La nouvelle Chambre des représentants dominée par le Parti démocrate a également relancé ses appels à la destitution de Trump sur toute une série d’accusations non fondées, la collusion russe en tête. Mais tout processus de destitution promet d’être long et incertain, selon plusieurs autorités juridiques et politiques américaines.

Cette tactique comporte un risque d’échec, sans doute en raison de l’absence de preuves de l’acte répréhensible présumé de Trump.
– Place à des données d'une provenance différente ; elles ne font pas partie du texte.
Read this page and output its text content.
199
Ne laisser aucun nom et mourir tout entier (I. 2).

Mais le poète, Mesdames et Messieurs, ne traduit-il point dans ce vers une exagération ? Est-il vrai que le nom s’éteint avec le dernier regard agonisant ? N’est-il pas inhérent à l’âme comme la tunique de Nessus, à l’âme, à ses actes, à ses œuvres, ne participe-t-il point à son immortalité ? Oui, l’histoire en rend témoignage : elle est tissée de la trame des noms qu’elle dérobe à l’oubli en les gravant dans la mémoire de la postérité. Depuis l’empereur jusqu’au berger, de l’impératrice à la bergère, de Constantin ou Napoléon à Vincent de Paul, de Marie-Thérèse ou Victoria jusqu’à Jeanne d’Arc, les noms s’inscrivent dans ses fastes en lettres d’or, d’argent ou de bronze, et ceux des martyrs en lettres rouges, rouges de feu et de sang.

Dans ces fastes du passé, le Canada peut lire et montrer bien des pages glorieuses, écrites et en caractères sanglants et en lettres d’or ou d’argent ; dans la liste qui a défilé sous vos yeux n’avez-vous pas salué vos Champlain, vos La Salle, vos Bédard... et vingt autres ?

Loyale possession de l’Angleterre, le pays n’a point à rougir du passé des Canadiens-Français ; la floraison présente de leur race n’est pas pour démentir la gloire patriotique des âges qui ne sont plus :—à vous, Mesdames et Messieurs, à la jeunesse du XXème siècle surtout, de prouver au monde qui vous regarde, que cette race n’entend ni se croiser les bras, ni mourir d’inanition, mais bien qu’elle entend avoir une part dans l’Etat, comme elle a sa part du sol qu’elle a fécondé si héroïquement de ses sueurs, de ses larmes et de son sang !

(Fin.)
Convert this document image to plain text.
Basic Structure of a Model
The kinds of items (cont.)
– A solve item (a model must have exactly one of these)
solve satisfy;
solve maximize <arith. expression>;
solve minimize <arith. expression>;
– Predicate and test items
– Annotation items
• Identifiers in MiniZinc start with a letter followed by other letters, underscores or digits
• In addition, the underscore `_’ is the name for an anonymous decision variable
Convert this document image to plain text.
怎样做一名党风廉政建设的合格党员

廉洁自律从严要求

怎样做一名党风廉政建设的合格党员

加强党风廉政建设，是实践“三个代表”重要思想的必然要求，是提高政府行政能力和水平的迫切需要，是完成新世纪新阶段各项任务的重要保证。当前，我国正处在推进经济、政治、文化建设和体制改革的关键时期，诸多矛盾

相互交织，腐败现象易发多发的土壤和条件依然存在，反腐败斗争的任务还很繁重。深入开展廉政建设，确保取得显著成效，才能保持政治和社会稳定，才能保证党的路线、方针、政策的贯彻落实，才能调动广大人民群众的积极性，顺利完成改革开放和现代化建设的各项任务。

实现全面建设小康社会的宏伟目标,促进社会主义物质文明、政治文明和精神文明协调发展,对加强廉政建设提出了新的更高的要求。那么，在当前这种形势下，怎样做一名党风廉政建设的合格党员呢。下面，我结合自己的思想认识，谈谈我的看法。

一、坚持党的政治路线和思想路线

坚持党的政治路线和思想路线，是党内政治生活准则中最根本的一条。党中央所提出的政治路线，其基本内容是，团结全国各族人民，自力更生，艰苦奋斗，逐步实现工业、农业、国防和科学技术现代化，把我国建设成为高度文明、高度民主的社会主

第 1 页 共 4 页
Un échec de la destitution pourrait se retourner contre ses auteurs sur le plan politique, accroître sa popularité et le renvoyer à la Maison-Blanche en 2020.

Compte tenu des incertitudes quant à la destitution de Trump, ses ennemis politiques, y compris une grande partie de l’establishment médiatique, semblent opter pour la tactique consistant à le qualifier de « danger pour la sécurité nationale », surtout en ce qui concerne la Russie. Trump n’a pas besoin d’être un agent assermenté du Kremlin — une idée absurde de toutes façons. Le dépeindre de façon répétée comme un président incompétent et inconscient est considéré par les Démocrates, à tort ou à raison, comme un motif suffisant pour son éviction.

Lorsque le comité éditorial du Washington Post demande instamment que l’état d’urgence soit invoqué en raison de « l’ingérence de la Russie dans les élections américaines », l’opinion publique est alors formatée à accepter un coup d’État contre Trump. Le fait que les médias aient dépeint le Pentagone et les agences de renseignement de l’État comme une sorte de bastion vertueux de la démocratie est un signal sinistre dans le cadre d’un État policier et militaire.